The risks: Tanker War 2.0

If this doesn’t stabilize the Gulf, where does it lead? For experts, the Biden policy recalls the Tanker War of 1987 to 1988.

Amid the Iran-Iraq War, the United States Navy entered the Persian Gulf to protect energy supplies as Iran and Iraq were targeting each other’s oil infrastructure. The US also wanted to assert its influence in the late Cold War moment as the Soviet Union’s petroleum production gave it significant power. Oil prices were spiking, and the US was still dependent on imports (and many NATO members were importers). So the US jumped into the fray and reflagged Kuwaiti tankers and then escorted them out of the strait.

It was a consequential policy change. Before that, few US troops were stationed in the region. Brew calls it “the beginning of major US military operations to secure the flow of oil in the Gulf.”
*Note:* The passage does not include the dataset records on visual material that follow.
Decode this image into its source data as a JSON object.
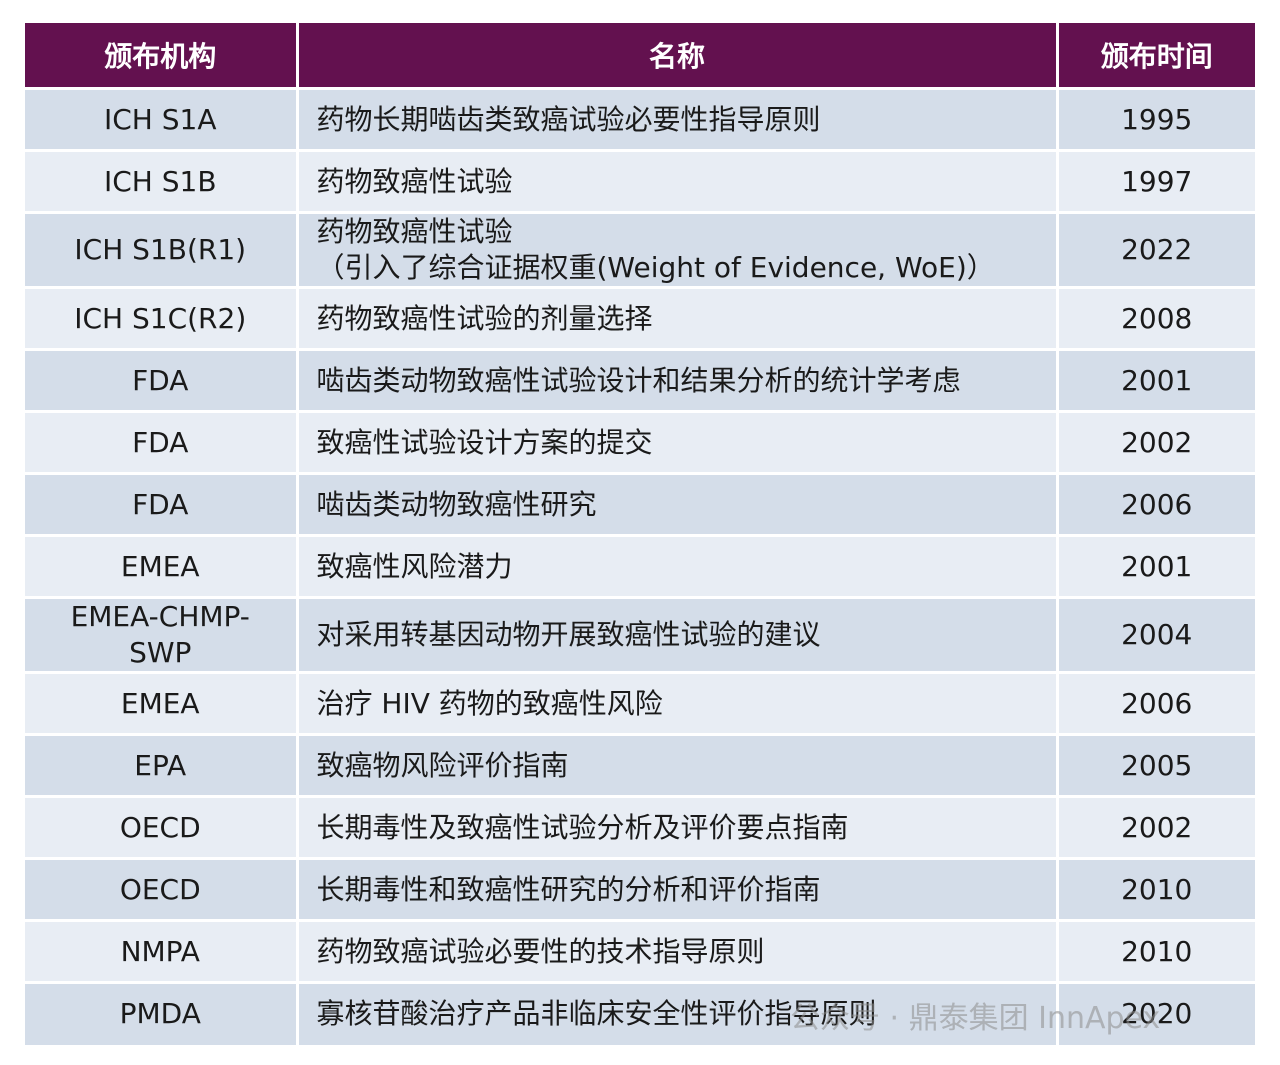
{
  "table": {
    "headers": [
      "颁布机构",
      "名称",
      "颁布时间"
    ],
    "rows": [
      {
        "agency": "ICH S1A",
        "name": "药物长期啮齿类致癌试验必要性指导原则",
        "year": "1995"
      },
      {
        "agency": "ICH S1B",
        "name": "药物致癌性试验",
        "year": "1997"
      },
      {
        "agency": "ICH S1B(R1)",
        "name": "药物致癌性试验",
        "name2": "（引入了综合证据权重(Weight of Evidence, WoE)）",
        "year": "2022"
      },
      {
        "agency": "ICH S1C(R2)",
        "name": "药物致癌性试验的剂量选择",
        "year": "2008"
      },
      {
        "agency": "FDA",
        "name": "啮齿类动物致癌性试验设计和结果分析的统计学考虑",
        "year": "2001"
      },
      {
        "agency": "FDA",
        "name": "致癌性试验设计方案的提交",
        "year": "2002"
      },
      {
        "agency": "FDA",
        "name": "啮齿类动物致癌性研究",
        "year": "2006"
      },
      {
        "agency": "EMEA",
        "name": "致癌性风险潜力",
        "year": "2001"
      },
      {
        "agency": "EMEA-CHMP-",
        "agency2": "SWP",
        "name": "对采用转基因动物开展致癌性试验的建议",
        "year": "2004"
      },
      {
        "agency": "EMEA",
        "name": "治疗 HIV 药物的致癌性风险",
        "year": "2006"
      },
      {
        "agency": "EPA",
        "name": "致癌物风险评价指南",
        "year": "2005"
      },
      {
        "agency": "OECD",
        "name": "长期毒性及致癌性试验分析及评价要点指南",
        "year": "2002"
      },
      {
        "agency": "OECD",
        "name": "长期毒性和致癌性研究的分析和评价指南",
        "year": "2010"
      },
      {
        "agency": "NMPA",
        "name": "药物致癌试验必要性的技术指导原则",
        "year": "2010"
      },
      {
        "agency": "PMDA",
        "name": "寡核苷酸治疗产品非临床安全性评价指导原则",
        "year": "2020"
      }
    ]
  },
  "watermark": "公众号 · 鼎泰集团 InnApex",
  "colors": {
    "header_bg": "#63114f",
    "row_dark": "#d4dde9",
    "row_light": "#e8edf4"
  }
}
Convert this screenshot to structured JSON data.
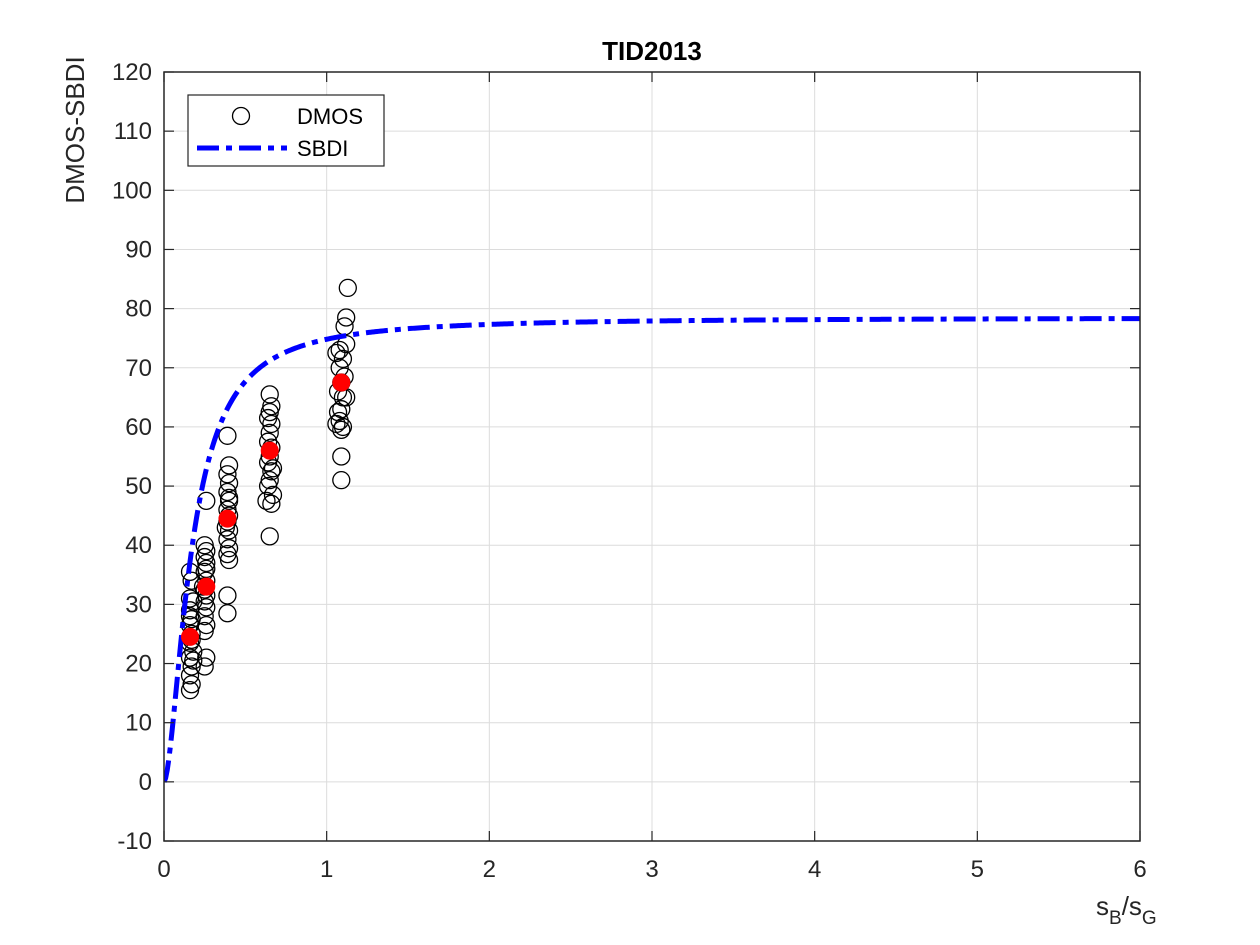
{
  "chart_data": {
    "type": "scatter",
    "title": "TID2013",
    "xlabel": {
      "base": "s",
      "sub1": "B",
      "sep": "/s",
      "sub2": "G"
    },
    "ylabel": "DMOS-SBDI",
    "xlim": [
      0,
      6
    ],
    "ylim": [
      -10,
      120
    ],
    "xticks": [
      0,
      1,
      2,
      3,
      4,
      5,
      6
    ],
    "yticks": [
      -10,
      0,
      10,
      20,
      30,
      40,
      50,
      60,
      70,
      80,
      90,
      100,
      110,
      120
    ],
    "grid": true,
    "legend": {
      "placement": "top-left",
      "entries": [
        "DMOS",
        "SBDI"
      ]
    },
    "colors": {
      "dmos": "#000000",
      "sbdi": "#0000ff",
      "mean": "#ff0000"
    },
    "series": [
      {
        "name": "DMOS",
        "marker": "open-circle",
        "points": [
          [
            0.16,
            15.5
          ],
          [
            0.17,
            16.5
          ],
          [
            0.16,
            18.0
          ],
          [
            0.17,
            19.5
          ],
          [
            0.16,
            21.0
          ],
          [
            0.18,
            22.0
          ],
          [
            0.16,
            23.5
          ],
          [
            0.17,
            25.0
          ],
          [
            0.16,
            26.5
          ],
          [
            0.17,
            27.5
          ],
          [
            0.16,
            29.0
          ],
          [
            0.18,
            30.5
          ],
          [
            0.16,
            31.0
          ],
          [
            0.17,
            34.0
          ],
          [
            0.16,
            35.5
          ],
          [
            0.18,
            20.5
          ],
          [
            0.17,
            24.0
          ],
          [
            0.16,
            28.0
          ],
          [
            0.25,
            19.5
          ],
          [
            0.26,
            21.0
          ],
          [
            0.25,
            25.5
          ],
          [
            0.26,
            26.5
          ],
          [
            0.25,
            28.0
          ],
          [
            0.26,
            29.5
          ],
          [
            0.25,
            30.5
          ],
          [
            0.26,
            31.5
          ],
          [
            0.25,
            32.5
          ],
          [
            0.26,
            34.0
          ],
          [
            0.25,
            35.5
          ],
          [
            0.26,
            37.0
          ],
          [
            0.25,
            38.0
          ],
          [
            0.26,
            39.0
          ],
          [
            0.25,
            40.0
          ],
          [
            0.26,
            47.5
          ],
          [
            0.24,
            33.0
          ],
          [
            0.26,
            36.0
          ],
          [
            0.39,
            28.5
          ],
          [
            0.39,
            31.5
          ],
          [
            0.4,
            37.5
          ],
          [
            0.39,
            38.5
          ],
          [
            0.4,
            39.5
          ],
          [
            0.39,
            41.0
          ],
          [
            0.4,
            42.5
          ],
          [
            0.39,
            44.0
          ],
          [
            0.4,
            45.0
          ],
          [
            0.39,
            46.0
          ],
          [
            0.4,
            47.5
          ],
          [
            0.39,
            49.0
          ],
          [
            0.4,
            50.5
          ],
          [
            0.39,
            52.0
          ],
          [
            0.4,
            53.5
          ],
          [
            0.39,
            58.5
          ],
          [
            0.38,
            43.0
          ],
          [
            0.4,
            48.0
          ],
          [
            0.65,
            41.5
          ],
          [
            0.63,
            47.5
          ],
          [
            0.66,
            47.0
          ],
          [
            0.67,
            48.5
          ],
          [
            0.64,
            50.0
          ],
          [
            0.65,
            51.0
          ],
          [
            0.66,
            52.5
          ],
          [
            0.64,
            54.0
          ],
          [
            0.65,
            55.0
          ],
          [
            0.66,
            56.5
          ],
          [
            0.64,
            57.5
          ],
          [
            0.65,
            59.0
          ],
          [
            0.66,
            60.5
          ],
          [
            0.64,
            61.5
          ],
          [
            0.65,
            62.5
          ],
          [
            0.66,
            63.5
          ],
          [
            0.65,
            65.5
          ],
          [
            0.67,
            53.0
          ],
          [
            1.09,
            51.0
          ],
          [
            1.09,
            55.0
          ],
          [
            1.09,
            59.5
          ],
          [
            1.1,
            60.0
          ],
          [
            1.06,
            60.5
          ],
          [
            1.08,
            61.0
          ],
          [
            1.07,
            62.5
          ],
          [
            1.09,
            63.0
          ],
          [
            1.1,
            65.0
          ],
          [
            1.12,
            65.0
          ],
          [
            1.07,
            66.0
          ],
          [
            1.09,
            67.5
          ],
          [
            1.11,
            68.5
          ],
          [
            1.08,
            70.0
          ],
          [
            1.1,
            71.5
          ],
          [
            1.06,
            72.5
          ],
          [
            1.08,
            73.0
          ],
          [
            1.12,
            74.0
          ],
          [
            1.11,
            77.0
          ],
          [
            1.12,
            78.5
          ],
          [
            1.13,
            83.5
          ]
        ]
      },
      {
        "name": "SBDI",
        "line": "dash-dot",
        "model": {
          "a": 78.5,
          "k": 0.17,
          "n": 1.7
        }
      },
      {
        "marker": "filled-circle",
        "points": [
          [
            0.16,
            24.5
          ],
          [
            0.26,
            33.0
          ],
          [
            0.39,
            44.5
          ],
          [
            0.65,
            56.0
          ],
          [
            1.09,
            67.5
          ]
        ]
      }
    ]
  }
}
And the conflict expanded: In April 1988, the US launched Operation Praying Mantis against Iran. Three months later, the US shot down an Iranian civilian airliner and 290 people died.

Clearly, the context for this US deployment in the ‘80s is very different than today: The US isn’t trudging into an all out war.

But that history can teach us about the potential risks of US involvement. “Then as now, the US was looking at measures to effectively extend its defense umbrella over commercial shipping,” Brian Finucane, a former State Department lawyer now at the International Crisis Group, told Vox. “And so you could see a very similar set of legal issues being raised,” like whether a congressional vote would be needed should the current mission develop into something like 1987-88, when the US regularly engaged in hostilities against Iranian forces. “Are we going to see a replay — the executive branch, essentially taking the country to war, unilaterally, with Iran?” he added.

Even if that seems unlikely, a key question then is whether the Pentagon is introducing US service-members into an environment of imminent hostilities. Finucane is particularly concerned about Pentagon leaders potentially delegating authority to lower level personnel — like a US officer who may be escorting a vessel — and that they could engage in hostilities without sign-off from their boss.

That doesn’t mean that either the US or Iran want war. “The Iranians are generally very, very wary of shooting directly at US military personnel. They usually get proxies or third parties to do the shooting for them,” Brew says.

Nevertheless, the risks of escalation endure.

Ashford, the author of Oil, the State, and War, notes that it doesn’t seem that the US is talking to the Iranians at all, or considering other approaches to lower tensions. “Biden is basically going with the Trump maximum-pressure approach,” she told Vox. “We’re talking about putting Marines in harm’s way to try and deter Iran from attacking ships, because we’re not willing to look at any of the other political options.”